Namun, bagi sebagian kalangan, penghormatan seperti ini sering dicap sebagai “taklid buta” atau bahkan “kultus individu”. Pertanyaannya: apakah benar mencintai dan meneladani guru berarti mengkultuskan? Ataukah itu ekspresi cinta dan penghormatan yang tulus terhadap sosok berilmu?
Kultus: Kekaguman yang Kehilangan Akal
Kultus adalah penghormatan yang kehilangan nalar. Ia muncul ketika seseorang menempatkan tokoh tertentu seolah sempurna, tak tersentuh salah, bahkan dianggap suci dari kekurangan manusiawi.
Dalam situasi itu, kebenaran berpindah dari prinsip ke pribadi, dan akal pun kehilangan arah. Fenomena semacam ini mudah ditemukan-di ranah agama, politik, hingga budaya populer. Ketika tokoh dijadikan simbol yang kebal kritik, tumbuhlah fanatisme.

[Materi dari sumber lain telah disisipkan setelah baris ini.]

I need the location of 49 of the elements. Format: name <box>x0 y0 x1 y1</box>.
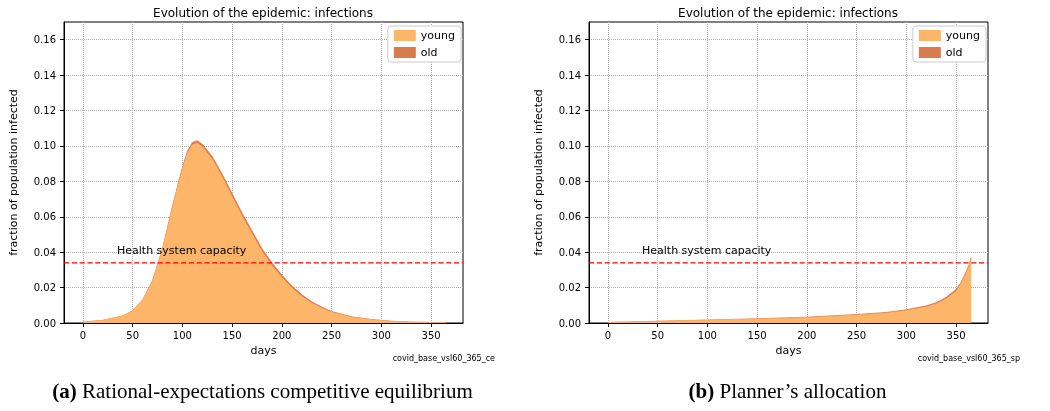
y-tick-label: 0.04 <box>558 246 581 258</box>
y-tick-label: 0.02 <box>33 282 56 294</box>
y-tick-label: 0.14 <box>558 69 581 81</box>
x-tick-label: 50 <box>651 329 665 341</box>
x-tick-label: 200 <box>797 329 817 341</box>
text: (a) Rational-expectations competitive equilibrium <box>52 378 473 403</box>
y-tick-label: 0.08 <box>33 175 56 187</box>
text: covid_base_vsl60_365_ce <box>392 353 496 363</box>
legend-label: old <box>945 46 963 59</box>
y-tick-label: 0.06 <box>558 211 581 223</box>
x-tick-label: 0 <box>604 329 612 341</box>
x-tick-label: 150 <box>747 329 767 341</box>
y-tick-label: 0.04 <box>33 246 56 258</box>
legend-label: young <box>945 29 981 42</box>
y-tick-label: 0.10 <box>33 140 56 152</box>
ref-line-label: Health system capacity <box>642 243 772 257</box>
x-tick-label: 200 <box>272 329 292 341</box>
y-axis-title: fraction of population infected <box>532 89 545 256</box>
y-tick-label: 0.00 <box>558 317 581 329</box>
x-tick-label: 350 <box>946 329 966 341</box>
chart-title: Evolution of the epidemic: infections <box>678 6 898 20</box>
chart-title: Evolution of the epidemic: infections <box>153 6 373 20</box>
text: covid_base_vsl60_365_sp <box>917 353 1020 363</box>
y-tick-label: 0.16 <box>558 34 581 46</box>
x-axis-title: days <box>250 344 277 357</box>
x-tick-label: 300 <box>896 329 916 341</box>
y-tick-label: 0.02 <box>558 282 581 294</box>
x-tick-label: 250 <box>847 329 867 341</box>
y-axis-title: fraction of population infected <box>7 89 20 256</box>
y-tick-label: 0.06 <box>33 211 56 223</box>
y-tick-label: 0.14 <box>33 69 56 81</box>
x-axis-title: days <box>775 344 802 357</box>
x-tick-label: 0 <box>79 329 87 341</box>
x-tick-label: 100 <box>172 329 192 341</box>
x-tick-label: 150 <box>222 329 242 341</box>
legend-label: old <box>420 46 438 59</box>
y-tick-label: 0.12 <box>558 105 581 117</box>
x-tick-label: 100 <box>697 329 717 341</box>
y-tick-label: 0.10 <box>558 140 581 152</box>
x-tick-label: 300 <box>371 329 391 341</box>
y-tick-label: 0.00 <box>33 317 56 329</box>
y-tick-label: 0.12 <box>33 105 56 117</box>
x-tick-label: 250 <box>322 329 342 341</box>
x-tick-label: 350 <box>421 329 441 341</box>
y-tick-label: 0.08 <box>558 175 581 187</box>
y-tick-label: 0.16 <box>33 34 56 46</box>
text: (b) Planner’s allocation <box>688 378 887 403</box>
legend-label: young <box>420 29 456 42</box>
x-tick-label: 50 <box>126 329 140 341</box>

Dalam konteks agama, bahaya ini telah diingatkan Rasulullah:
“Janganlah kalian berlebihan memujiku sebagaimana kaum Nasrani memuji Isa bin Maryam. Aku hanyalah seorang hamba, maka katakanlah: hamba Allah dan Rasul-Nya.” (HR. Bukhari)
Cinta dan penghormatan harus dijaga agar tidak melampaui batas. Mengkultuskan bukan tanda cinta, tetapi kehilangan keseimbangan dalam mencintai.
Meneladani: Cinta yang Cerdas
Berbeda dengan kultus, meneladani adalah tindakan sadar dan cerdas. Ia bukan pemujaan, melainkan pembelajaran moral dan spiritual. Meneladani berarti menyerap nilai-nilai, bukan meniru bentuk luar.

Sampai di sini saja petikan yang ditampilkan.